Member of the Nebraska Legislature from the 34th district
- In office 1937–1939

Personal details
- Born: June 19, 1882 Weeping Water, Nebraska
- Died: December 2, 1947 (aged 65) Chicago, Illinois
- Party: Republican

= Roy W. Johnson (politician) =

American politician

Roy William Johnson (June 19, 1882 – December 2, 1947) was a Nebraska politician who served as the 23rd lieutenant governor of Nebraska from 1943 to 1947. Johnson also served in the Nebraska Legislature from what was then the 34th District from 1937 to 1939.

Johnson was born in Weeping Water, Nebraska, in 1882. He graduated from high school in Sumner, Nebraska, and then went on to Lincoln Business College. He served on the school board in Sumner and in Buffalo County, Nebraska. He defeated John R. Long in the November 1936 election for the 34th district of the Nebraska Legislature. However, he failed to get re-nominated for a second term in the primary in August 1938.

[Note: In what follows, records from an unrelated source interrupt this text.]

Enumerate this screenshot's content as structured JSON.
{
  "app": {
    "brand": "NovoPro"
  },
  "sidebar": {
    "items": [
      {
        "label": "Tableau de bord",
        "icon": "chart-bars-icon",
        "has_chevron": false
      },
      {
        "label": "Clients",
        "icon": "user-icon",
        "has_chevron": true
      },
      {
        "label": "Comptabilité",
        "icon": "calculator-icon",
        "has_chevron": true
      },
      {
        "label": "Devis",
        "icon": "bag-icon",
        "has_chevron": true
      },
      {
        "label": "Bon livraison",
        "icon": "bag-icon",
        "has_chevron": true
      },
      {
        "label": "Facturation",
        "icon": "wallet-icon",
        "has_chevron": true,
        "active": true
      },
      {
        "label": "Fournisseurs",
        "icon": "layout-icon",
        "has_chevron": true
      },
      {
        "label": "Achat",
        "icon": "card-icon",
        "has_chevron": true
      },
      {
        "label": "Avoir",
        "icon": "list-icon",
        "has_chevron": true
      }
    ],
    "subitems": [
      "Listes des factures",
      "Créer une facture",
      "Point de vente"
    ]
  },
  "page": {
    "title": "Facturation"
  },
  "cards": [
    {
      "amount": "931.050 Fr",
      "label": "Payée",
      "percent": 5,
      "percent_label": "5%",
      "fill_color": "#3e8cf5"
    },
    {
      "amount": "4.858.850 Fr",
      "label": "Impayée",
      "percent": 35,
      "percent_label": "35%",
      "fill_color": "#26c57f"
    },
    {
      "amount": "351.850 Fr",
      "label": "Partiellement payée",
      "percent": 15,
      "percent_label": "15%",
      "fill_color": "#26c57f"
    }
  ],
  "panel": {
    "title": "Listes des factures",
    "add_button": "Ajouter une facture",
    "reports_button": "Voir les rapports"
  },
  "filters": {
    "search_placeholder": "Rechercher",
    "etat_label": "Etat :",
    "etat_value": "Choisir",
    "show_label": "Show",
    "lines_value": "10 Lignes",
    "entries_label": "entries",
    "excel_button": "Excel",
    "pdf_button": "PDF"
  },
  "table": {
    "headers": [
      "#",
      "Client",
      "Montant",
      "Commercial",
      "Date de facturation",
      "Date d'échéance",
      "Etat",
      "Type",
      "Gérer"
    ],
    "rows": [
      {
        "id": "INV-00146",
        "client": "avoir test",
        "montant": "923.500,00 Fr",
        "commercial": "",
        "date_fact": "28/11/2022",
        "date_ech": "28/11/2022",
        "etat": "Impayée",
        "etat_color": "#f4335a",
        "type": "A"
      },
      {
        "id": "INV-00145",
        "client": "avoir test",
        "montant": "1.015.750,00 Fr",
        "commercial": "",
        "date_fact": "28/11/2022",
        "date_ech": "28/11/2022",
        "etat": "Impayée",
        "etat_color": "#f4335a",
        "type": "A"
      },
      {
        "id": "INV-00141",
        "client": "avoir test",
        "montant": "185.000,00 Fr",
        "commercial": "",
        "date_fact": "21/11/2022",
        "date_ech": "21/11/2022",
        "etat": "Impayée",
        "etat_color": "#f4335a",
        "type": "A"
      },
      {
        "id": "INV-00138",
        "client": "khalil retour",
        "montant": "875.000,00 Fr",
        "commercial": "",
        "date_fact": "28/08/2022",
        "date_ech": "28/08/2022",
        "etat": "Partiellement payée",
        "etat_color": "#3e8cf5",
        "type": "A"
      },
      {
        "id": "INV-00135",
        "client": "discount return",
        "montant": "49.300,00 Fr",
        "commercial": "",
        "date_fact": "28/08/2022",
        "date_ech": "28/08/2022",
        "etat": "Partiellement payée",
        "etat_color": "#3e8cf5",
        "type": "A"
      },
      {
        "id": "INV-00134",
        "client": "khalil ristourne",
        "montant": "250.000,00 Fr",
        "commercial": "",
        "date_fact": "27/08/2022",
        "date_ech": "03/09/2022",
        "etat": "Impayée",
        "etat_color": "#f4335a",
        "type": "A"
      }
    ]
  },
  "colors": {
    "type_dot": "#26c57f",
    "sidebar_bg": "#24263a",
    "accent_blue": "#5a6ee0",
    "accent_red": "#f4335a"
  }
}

Johnson was elected Nebraska Lieutenant Governor in 1942, winning in a Republican primary field of seven candidates. He was reelected in 1944. However, prior to the Republican primaries in 1946, the Nebraska Republican Party met in a pre-primary convention to endorse particular candidates before the primaries. The convention endorsed recent Speaker of the Nebraska Legislature Robert B. Crosby instead of Johnson, who was the incumbent. Some alleged that the reason Johnson was not endorsed was a perception among state legislators that he was not adept at presiding over the Nebraska Legislature or knowing the rules of procedure. Johnson's lack of endorsement by the pre-primary convention was credited with his subsequent loss in the Republican primaries.

Johnson died of a heart attack while attending a convention in Chicago on December 2, 1947.